It's Urban Meyer's world. Everyone else just coaches in it.

Meyer has enjoyed a meteoric rise to the top of this chart. When this decade dawned, Meyer was the wide receivers coach at Notre Dame under Bob Davie. Meyer went on to coach Bowling Green and Utah for two years apiece (notching 17-6 and 22-2 records, respectively) before heading to Florida, where he's entering his fifth season after amassing a 45-9 record to date.

Meyer has won two BCS titles in the past three seasons, and his Gators figure to be the overwhelming favorite to win another national championship this season.

Perhaps Meyer will get bored by all of this and scamper off to the NFL. Or perhaps he'll be lured to Notre Dame, his "dream job," and restore the Irish to national prominence.

Whatever is in his future, know this: It's good being Urban Meyer, college football's coaching king.

The top 30 coaches:

1. Urban Meyer, Florida. Two BCS titles in three seasons, with another in his sights.

2. Bob Stoops, Oklahoma. No coach can match his four BCS title game appearances.

3. Nick Saban, Alabama. First, he made LSU a national power. Now, Saban has Alabama poised to be the nation's top program.

4. Pete Carroll, USC. No program dominates its conference more. The only thing missing? More BCS titles.

5. Kirk Ferentz, Iowa. He has won big despite talent that annually ranks no better than fourth in the Big Ten each season.

6. Mack Brown, Texas. To whom much is given, much is expected. And Brown has delivered.

7. Jim Grobe, Wake Forest. Honestly, if this guy were coaching at, say, Texas, how many national titles would he have?

8. Brian Kelly, Cincinnati. He was at his best last fall, tiptoeing around myriad quarterback injuries to lead the Bearcats to the Big East title.

9. Frank Beamer, Virginia Tech. He took a simple idea of building a program around defense and special teams -- and "Beamerball" -- and created a perennial power.

10. Mark Richt, Georgia. His résumé only lacks a national title. And you know one is coming.

11. Rich Rodriguez, Michigan. Not only has he won big, RichRod has helped change the sport with his offense.

12. Mike Riley, Oregon State. He is proof that nice guys don't finish last ... and that you can go home again.

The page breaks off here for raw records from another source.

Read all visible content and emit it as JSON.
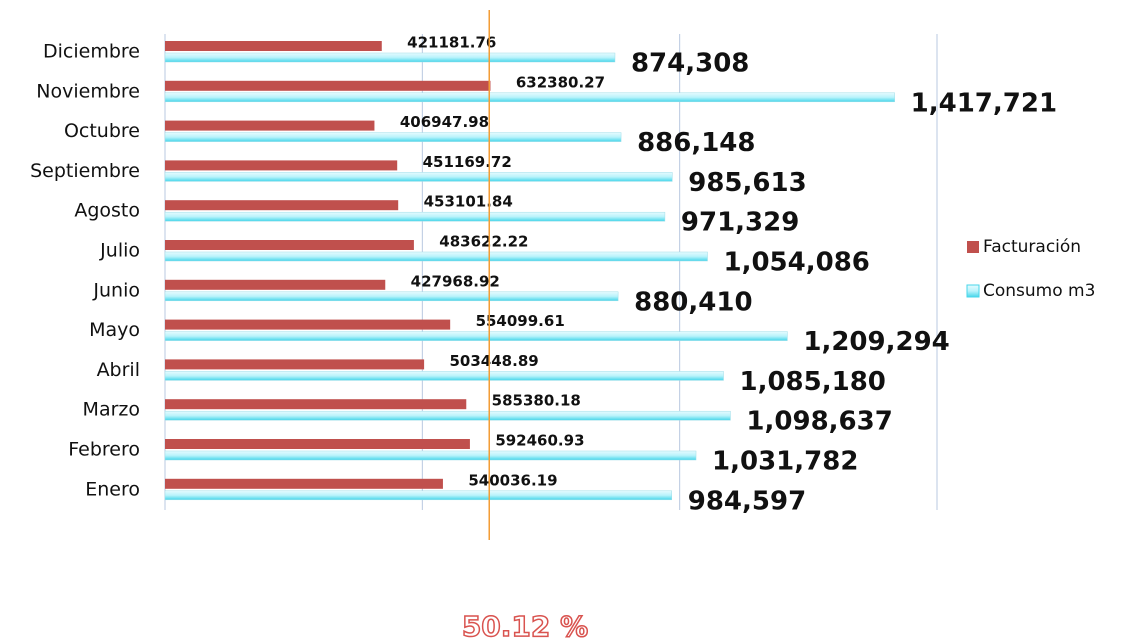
{
  "chart_data": {
    "type": "hbar",
    "categories": [
      "Diciembre",
      "Noviembre",
      "Octubre",
      "Septiembre",
      "Agosto",
      "Julio",
      "Junio",
      "Mayo",
      "Abril",
      "Marzo",
      "Febrero",
      "Enero"
    ],
    "series": [
      {
        "name": "Facturación",
        "color": "#c0504d",
        "values": [
          421181.76,
          632380.27,
          406947.98,
          451169.72,
          453101.84,
          483622.22,
          427968.92,
          554099.61,
          503448.89,
          585380.18,
          592460.93,
          540036.19
        ]
      },
      {
        "name": "Consumo m3",
        "color": "#5fe0f0",
        "values": [
          874308,
          1417721,
          886148,
          985613,
          971329,
          1054086,
          880410,
          1209294,
          1085180,
          1098637,
          1031782,
          984597
        ],
        "value_labels": [
          "874,308",
          "1,417,721",
          "886,148",
          "985,613",
          "971,329",
          "1,054,086",
          "880,410",
          "1,209,294",
          "1,085,180",
          "1,098,637",
          "1,031,782",
          "984,597"
        ]
      }
    ],
    "xlim": [
      0,
      1500000
    ],
    "xticks": [
      0,
      500000,
      1000000,
      1500000
    ],
    "grid": true,
    "reference_line": {
      "value": 630000,
      "color": "#f39c34"
    },
    "annotation": "50.12 %",
    "legend": "right"
  }
}
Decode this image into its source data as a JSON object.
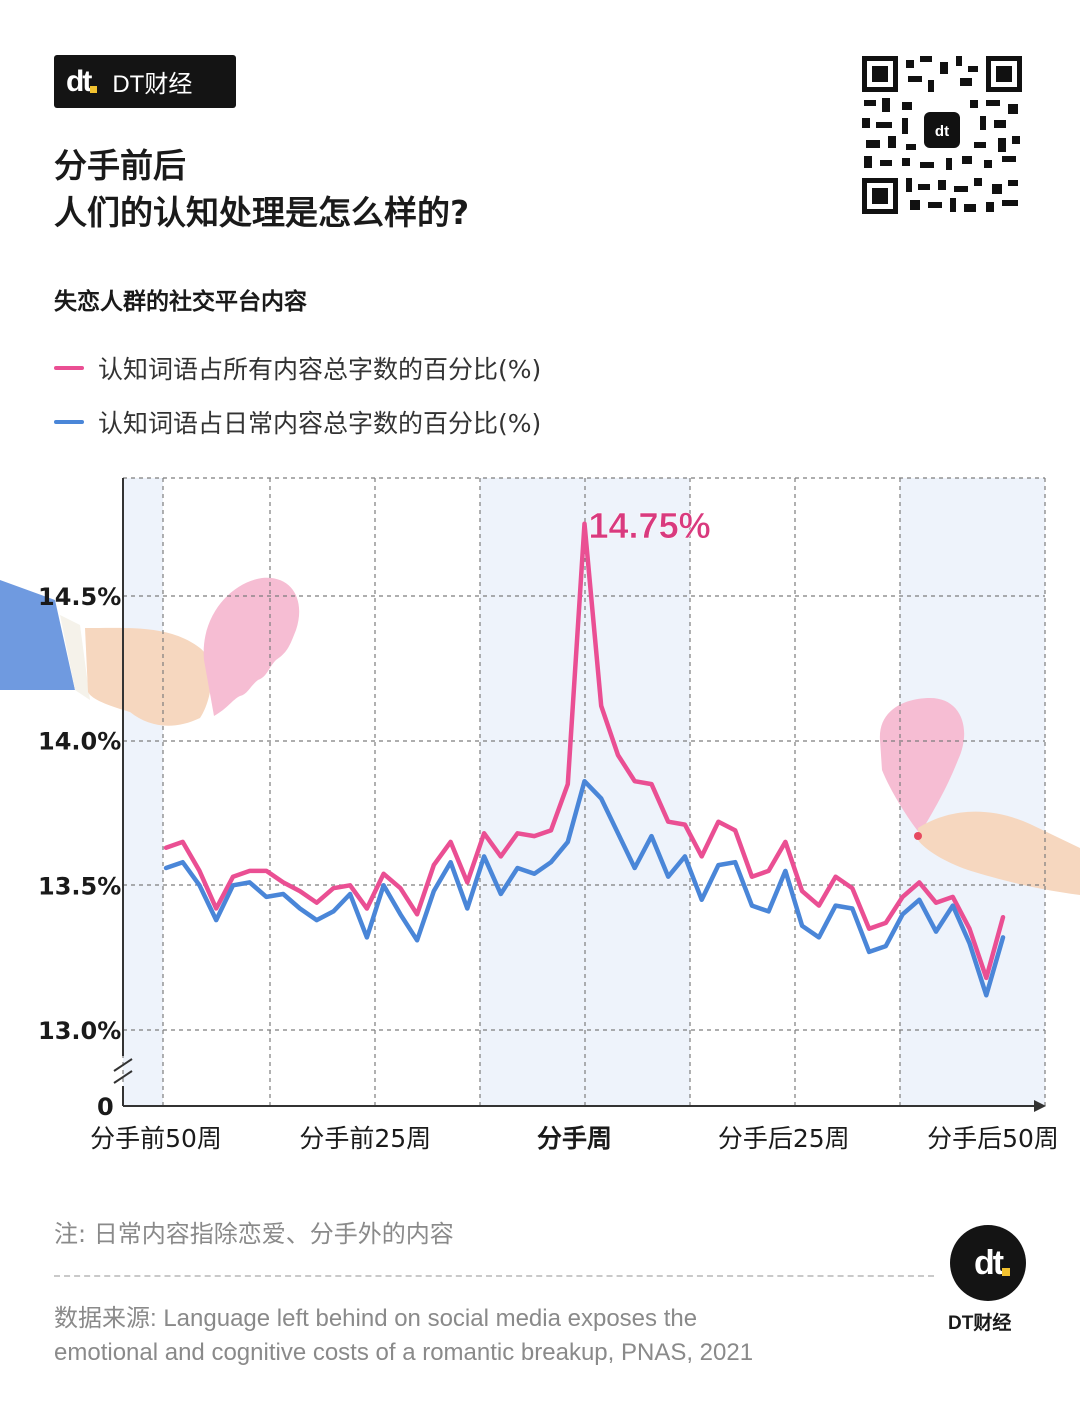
{
  "brand": {
    "mark": "dt",
    "name": "DT财经"
  },
  "header": {
    "title_line1": "分手前后",
    "title_line2": "人们的认知处理是怎么样的?",
    "subtitle": "失恋人群的社交平台内容"
  },
  "colors": {
    "pink": "#ea4f93",
    "blue": "#4a86d8",
    "band": "#eef3fb",
    "grid": "#7d7d7d"
  },
  "chart_data": {
    "type": "line",
    "title": "失恋人群的社交平台内容",
    "x": [
      -50,
      -48,
      -46,
      -44,
      -42,
      -40,
      -38,
      -36,
      -34,
      -32,
      -30,
      -28,
      -26,
      -24,
      -22,
      -20,
      -18,
      -16,
      -14,
      -12,
      -10,
      -8,
      -6,
      -4,
      -2,
      0,
      2,
      4,
      6,
      8,
      10,
      12,
      14,
      16,
      18,
      20,
      22,
      24,
      26,
      28,
      30,
      32,
      34,
      36,
      38,
      40,
      42,
      44,
      46,
      48,
      50
    ],
    "x_ticks": [
      {
        "x": -50,
        "label": "分手前50周"
      },
      {
        "x": -25,
        "label": "分手前25周"
      },
      {
        "x": 0,
        "label": "分手周"
      },
      {
        "x": 25,
        "label": "分手后25周"
      },
      {
        "x": 50,
        "label": "分手后50周"
      }
    ],
    "y_ticks": [
      {
        "y": 13.0,
        "label": "13.0%"
      },
      {
        "y": 13.5,
        "label": "13.5%"
      },
      {
        "y": 14.0,
        "label": "14.0%"
      },
      {
        "y": 14.5,
        "label": "14.5%"
      }
    ],
    "y_zero_label": "0",
    "ylim": [
      12.75,
      14.95
    ],
    "series": [
      {
        "name": "认知词语占所有内容总字数的百分比(%)",
        "color": "#ea4f93",
        "values": [
          13.63,
          13.65,
          13.55,
          13.42,
          13.53,
          13.55,
          13.55,
          13.51,
          13.48,
          13.44,
          13.49,
          13.5,
          13.42,
          13.54,
          13.49,
          13.4,
          13.57,
          13.65,
          13.51,
          13.68,
          13.6,
          13.68,
          13.67,
          13.69,
          13.85,
          14.75,
          14.12,
          13.95,
          13.86,
          13.85,
          13.72,
          13.71,
          13.6,
          13.72,
          13.69,
          13.53,
          13.55,
          13.65,
          13.48,
          13.43,
          13.53,
          13.49,
          13.35,
          13.37,
          13.46,
          13.51,
          13.44,
          13.46,
          13.35,
          13.18,
          13.39
        ]
      },
      {
        "name": "认知词语占日常内容总字数的百分比(%)",
        "color": "#4a86d8",
        "values": [
          13.56,
          13.58,
          13.5,
          13.38,
          13.5,
          13.51,
          13.46,
          13.47,
          13.42,
          13.38,
          13.41,
          13.47,
          13.32,
          13.5,
          13.4,
          13.31,
          13.48,
          13.58,
          13.42,
          13.6,
          13.47,
          13.56,
          13.54,
          13.58,
          13.65,
          13.86,
          13.8,
          13.68,
          13.56,
          13.67,
          13.53,
          13.6,
          13.45,
          13.57,
          13.58,
          13.43,
          13.41,
          13.55,
          13.36,
          13.32,
          13.43,
          13.42,
          13.27,
          13.29,
          13.4,
          13.45,
          13.34,
          13.43,
          13.3,
          13.12,
          13.32
        ]
      }
    ],
    "annotation": {
      "x": 0,
      "y": 14.75,
      "text": "14.75%"
    },
    "grid": true
  },
  "footer": {
    "note": "注: 日常内容指除恋爱、分手外的内容",
    "source_line1": "数据来源: Language left behind on social media exposes the",
    "source_line2": "emotional and cognitive costs of a romantic breakup, PNAS, 2021",
    "logo_name": "DT财经"
  }
}
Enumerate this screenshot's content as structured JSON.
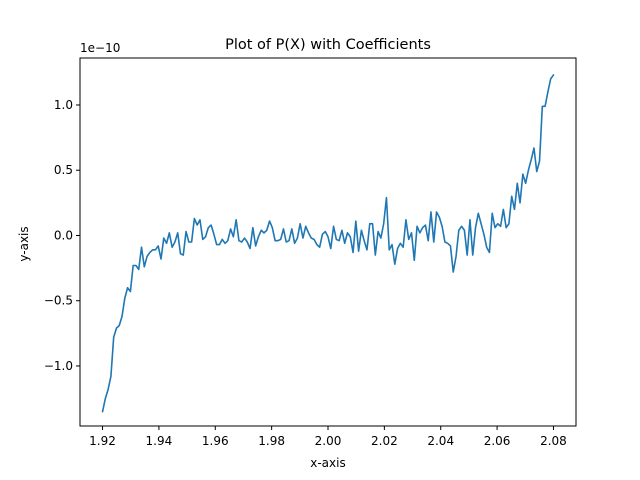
{
  "chart_data": {
    "type": "line",
    "title": "Plot of P(X) with Coefficients",
    "xlabel": "x-axis",
    "ylabel": "y-axis",
    "y_offset_label": "1e−10",
    "xlim": [
      1.912,
      2.088
    ],
    "ylim": [
      -1.46,
      1.36
    ],
    "x_ticks": [
      1.92,
      1.94,
      1.96,
      1.98,
      2.0,
      2.02,
      2.04,
      2.06,
      2.08
    ],
    "x_tick_labels": [
      "1.92",
      "1.94",
      "1.96",
      "1.98",
      "2.00",
      "2.02",
      "2.04",
      "2.06",
      "2.08"
    ],
    "y_ticks": [
      -1.0,
      -0.5,
      0.0,
      0.5,
      1.0
    ],
    "y_tick_labels": [
      "−1.0",
      "−0.5",
      "0.0",
      "0.5",
      "1.0"
    ],
    "series": [
      {
        "color": "#1f77b4",
        "x_start": 1.92,
        "x_end": 2.08,
        "values": [
          -1.35,
          -1.25,
          -1.18,
          -1.08,
          -0.78,
          -0.71,
          -0.69,
          -0.62,
          -0.48,
          -0.4,
          -0.43,
          -0.23,
          -0.23,
          -0.26,
          -0.09,
          -0.24,
          -0.16,
          -0.13,
          -0.11,
          -0.11,
          -0.08,
          -0.18,
          -0.02,
          -0.06,
          0.02,
          -0.09,
          -0.05,
          0.02,
          -0.14,
          -0.15,
          0.03,
          -0.05,
          -0.05,
          0.13,
          0.08,
          0.12,
          -0.03,
          -0.01,
          0.06,
          0.08,
          0.01,
          -0.07,
          -0.07,
          -0.03,
          -0.06,
          -0.04,
          0.05,
          -0.01,
          0.12,
          -0.04,
          -0.05,
          -0.02,
          -0.05,
          -0.1,
          0.06,
          -0.08,
          -0.01,
          0.04,
          0.02,
          0.04,
          0.11,
          0.06,
          -0.04,
          -0.04,
          -0.03,
          0.05,
          -0.05,
          -0.04,
          0.05,
          -0.06,
          -0.02,
          0.09,
          -0.02,
          0.07,
          0.02,
          -0.02,
          -0.03,
          -0.07,
          -0.09,
          0.01,
          0.03,
          -0.01,
          -0.1,
          0.07,
          -0.03,
          -0.04,
          0.04,
          -0.06,
          0.02,
          -0.01,
          -0.13,
          0.11,
          -0.12,
          0.04,
          -0.04,
          -0.11,
          0.09,
          0.09,
          -0.15,
          0.03,
          -0.02,
          0.09,
          0.29,
          -0.11,
          -0.07,
          -0.22,
          -0.1,
          -0.06,
          -0.09,
          0.12,
          -0.03,
          0.02,
          -0.19,
          0.07,
          0.02,
          0.06,
          0.08,
          -0.04,
          0.18,
          -0.05,
          0.18,
          0.14,
          0.07,
          -0.05,
          -0.06,
          -0.08,
          -0.28,
          -0.16,
          0.04,
          0.07,
          0.04,
          -0.15,
          0.12,
          -0.15,
          0.06,
          0.17,
          0.09,
          0.01,
          -0.09,
          -0.13,
          0.17,
          0.06,
          0.09,
          0.07,
          0.2,
          0.06,
          0.09,
          0.3,
          0.2,
          0.4,
          0.25,
          0.47,
          0.4,
          0.5,
          0.58,
          0.67,
          0.49,
          0.57,
          0.99,
          0.99,
          1.1,
          1.2,
          1.23
        ]
      }
    ]
  }
}
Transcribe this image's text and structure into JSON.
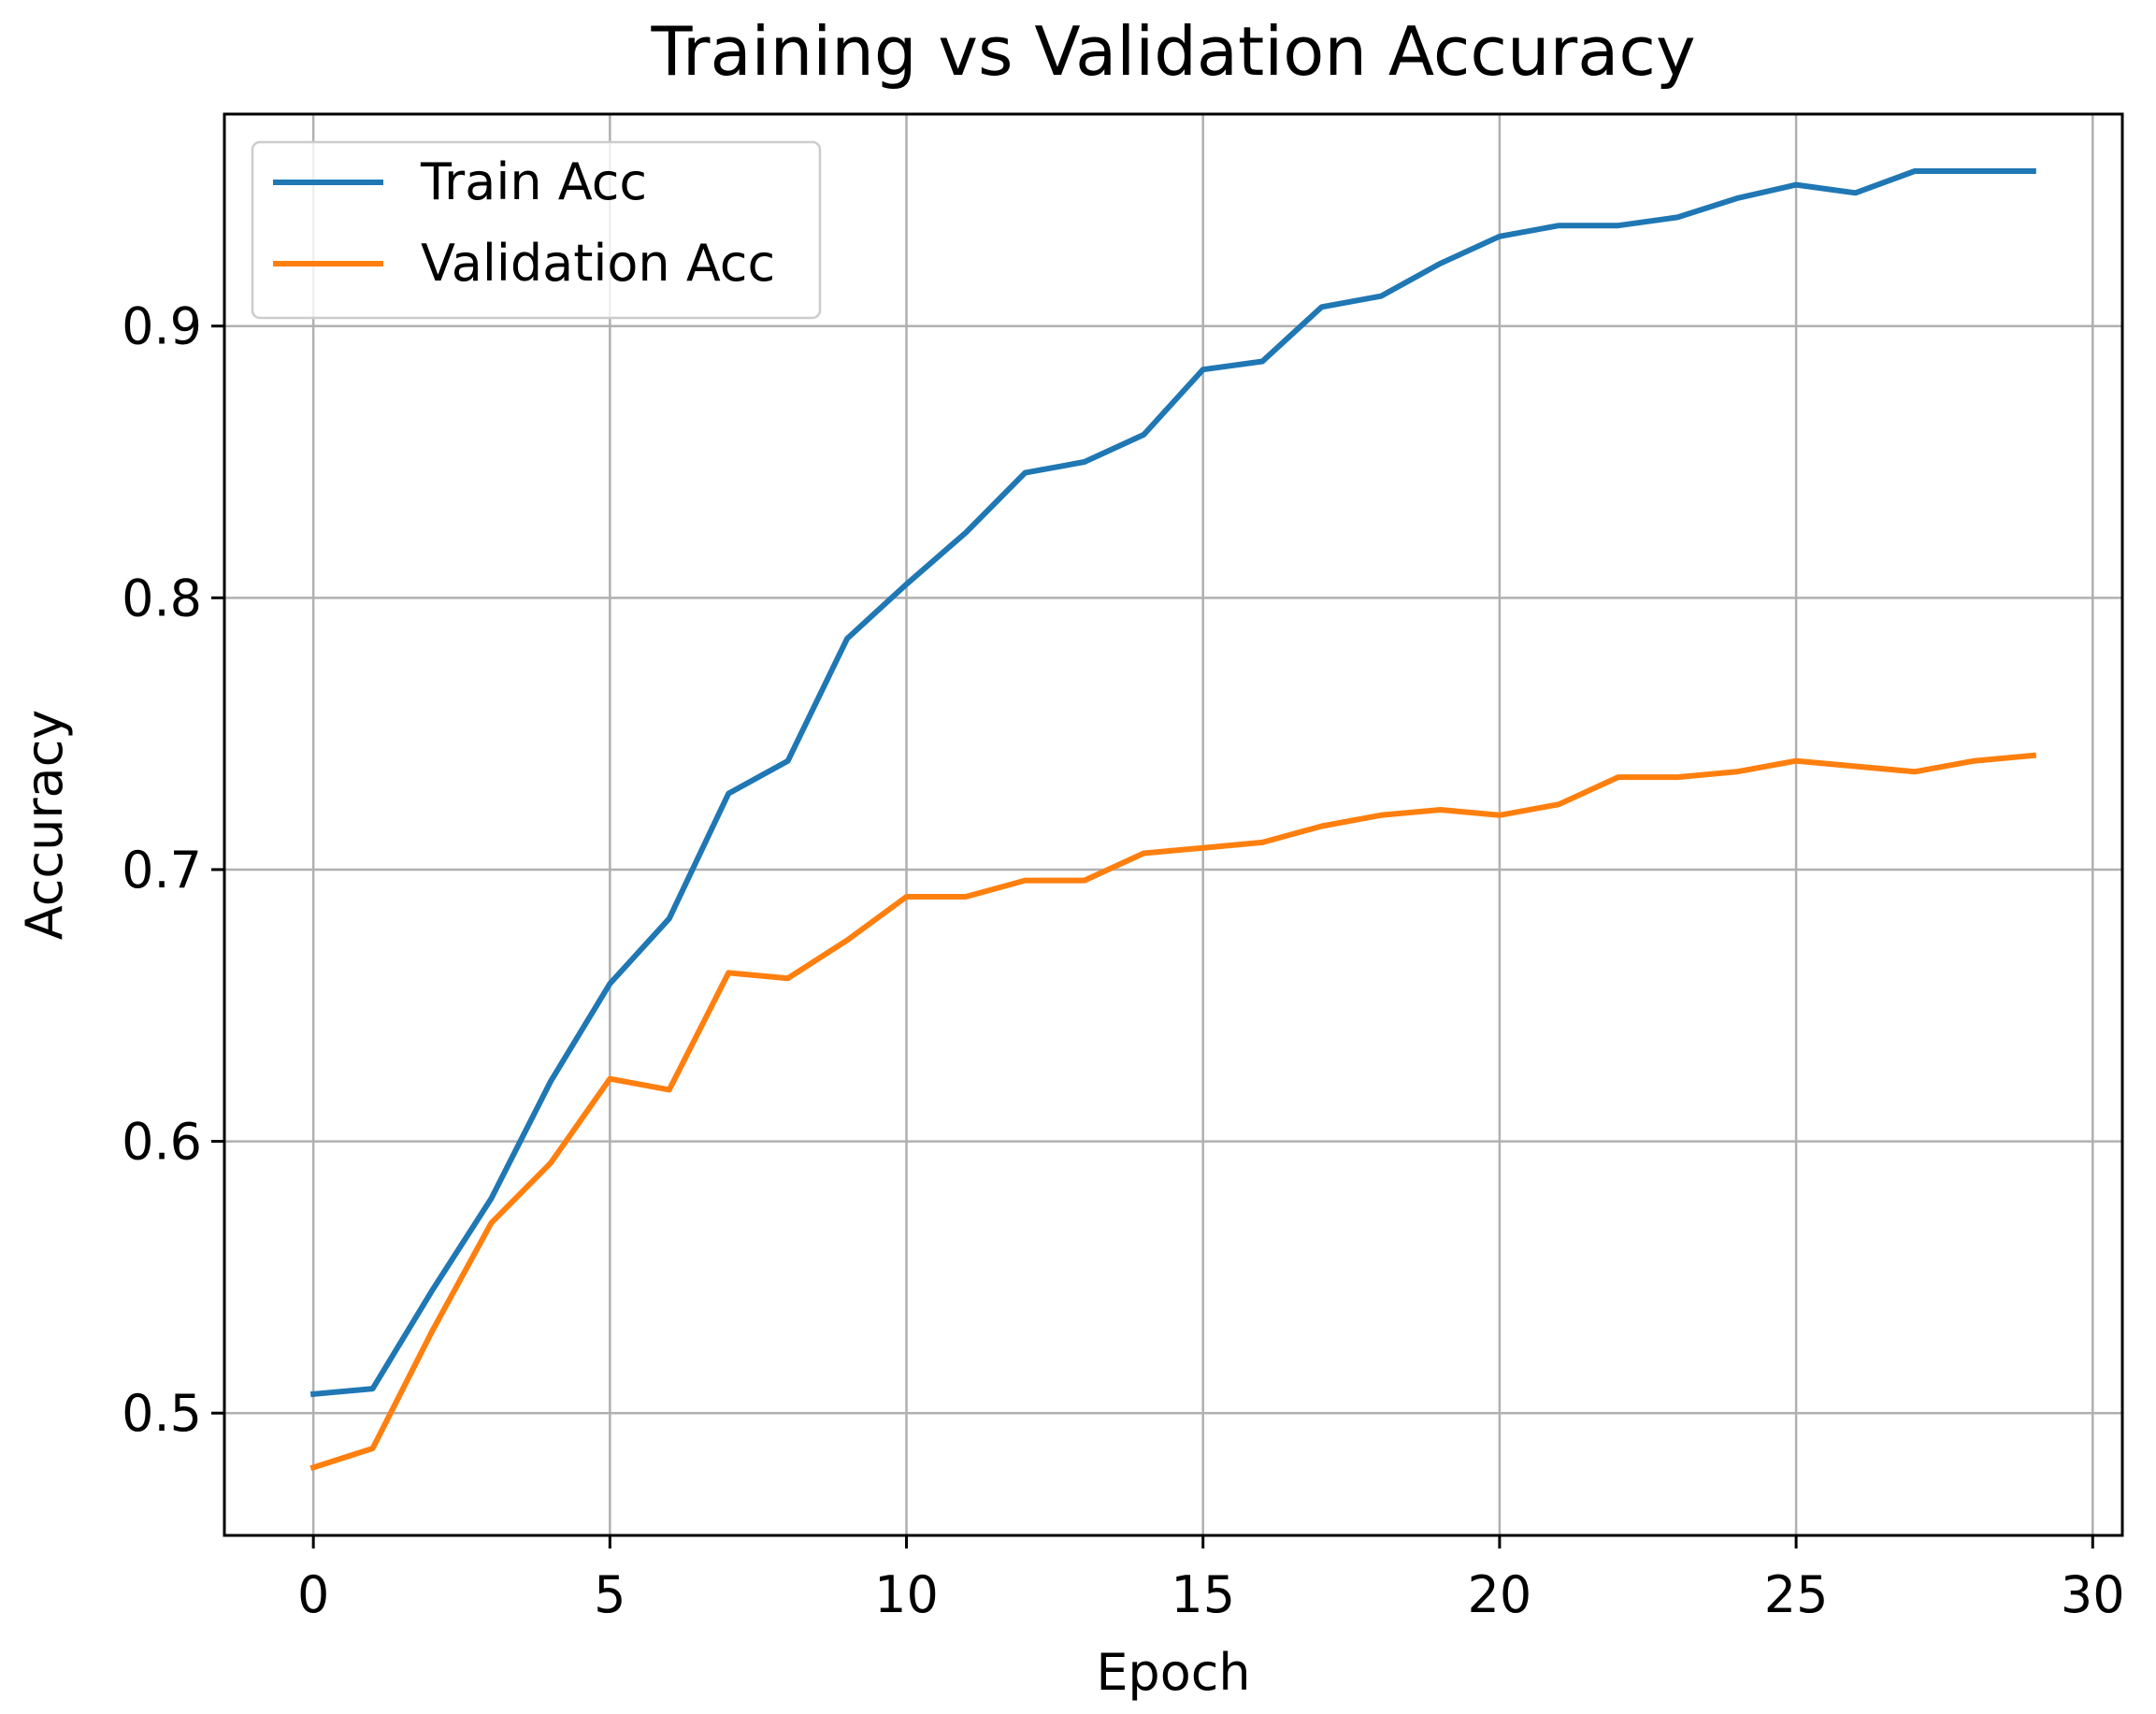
{
  "chart_data": {
    "type": "line",
    "title": "Training vs Validation Accuracy",
    "xlabel": "Epoch",
    "ylabel": "Accuracy",
    "xlim": [
      -1.5,
      30.5
    ],
    "ylim": [
      0.455,
      0.978
    ],
    "xticks": [
      0,
      5,
      10,
      15,
      20,
      25,
      30
    ],
    "yticks": [
      0.5,
      0.6,
      0.7,
      0.8,
      0.9
    ],
    "ytick_labels": [
      "0.5",
      "0.6",
      "0.7",
      "0.8",
      "0.9"
    ],
    "grid": true,
    "legend_position": "top-left",
    "x": [
      0,
      1,
      2,
      3,
      4,
      5,
      6,
      7,
      8,
      9,
      10,
      11,
      12,
      13,
      14,
      15,
      16,
      17,
      18,
      19,
      20,
      21,
      22,
      23,
      24,
      25,
      26,
      27,
      28,
      29
    ],
    "series": [
      {
        "name": "Train Acc",
        "color": "#1f77b4",
        "values": [
          0.507,
          0.509,
          0.545,
          0.579,
          0.622,
          0.658,
          0.682,
          0.728,
          0.74,
          0.785,
          0.805,
          0.824,
          0.846,
          0.85,
          0.86,
          0.884,
          0.887,
          0.907,
          0.911,
          0.923,
          0.933,
          0.937,
          0.937,
          0.94,
          0.947,
          0.952,
          0.949,
          0.957,
          0.957,
          0.957
        ]
      },
      {
        "name": "Validation Acc",
        "color": "#ff7f0e",
        "values": [
          0.48,
          0.487,
          0.53,
          0.57,
          0.592,
          0.623,
          0.619,
          0.662,
          0.66,
          0.674,
          0.69,
          0.69,
          0.696,
          0.696,
          0.706,
          0.708,
          0.71,
          0.716,
          0.72,
          0.722,
          0.72,
          0.724,
          0.734,
          0.734,
          0.736,
          0.74,
          0.738,
          0.736,
          0.74,
          0.742
        ]
      }
    ]
  }
}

13. Jim Tressel, Ohio State. Is he the best coach in Buckeyes history?

14. Tom O'Brien, N.C. State. He's a throwback coach who wins with toughness, discipline and lots of smarts.

15. Joe Paterno, Penn State. Perhaps his best trait at this stage of his career is knowing how to delegate.

16. Kyle Whittingham, Utah. He has taken what Urban Meyer built and made it better.

17. Houston Nutt, Ole Miss. He's an underrated offensive mind who has a knack for getting players to reach their potential.

18. Gary Patterson, TCU. He's a defensive mastermind whose program is every bit as good as most in the Big 12.

19. Mark Mangino, Kansas. He has done the seemingly impossible by making Jayhawks football a nationally respected program.

20. Randy Edsall, Connecticut. There isn't a more underrated coach in the nation than Edsall, a smart taskmaster who finds ways to win.

21. Steve Spurrier, South Carolina. He has lost some luster, but Spurrier still is an offensive genius.

22. Mike Leach, Texas Tech. Perhaps no coach means more to his school than Leach, whose offenses have revolutionized the sport.

23. Greg Schiano, Rutgers. He inherited one of the worst programs in America and made it into a likeness of himself -- strong, tough and good.

24. Jeff Tedford, California. The offensive wiz has done everything but lead the Golden Bears to the Pac-10 championship.

25. Dennis Erickson, Arizona State. Erickson, who has won two national titles, yearns to finish his career with a bang.

26. Gary Pinkel, Missouri. It was just a matter of time before he imposed his iron will on this program, as he did at Toledo.

27. Jim Leavitt, USF. He has built something out of nothing, making USF a Big East power.

28. Les Miles, LSU. The "Hat" has done enough to prove he belongs among the nation's elite.

29. Chris Petersen, Boise State. The cerebral Petersen understands how to find talent to fit his schemes.

30. Paul Johnson, Georgia Tech. He's about ready to change the way we thought teams could win in big-time football.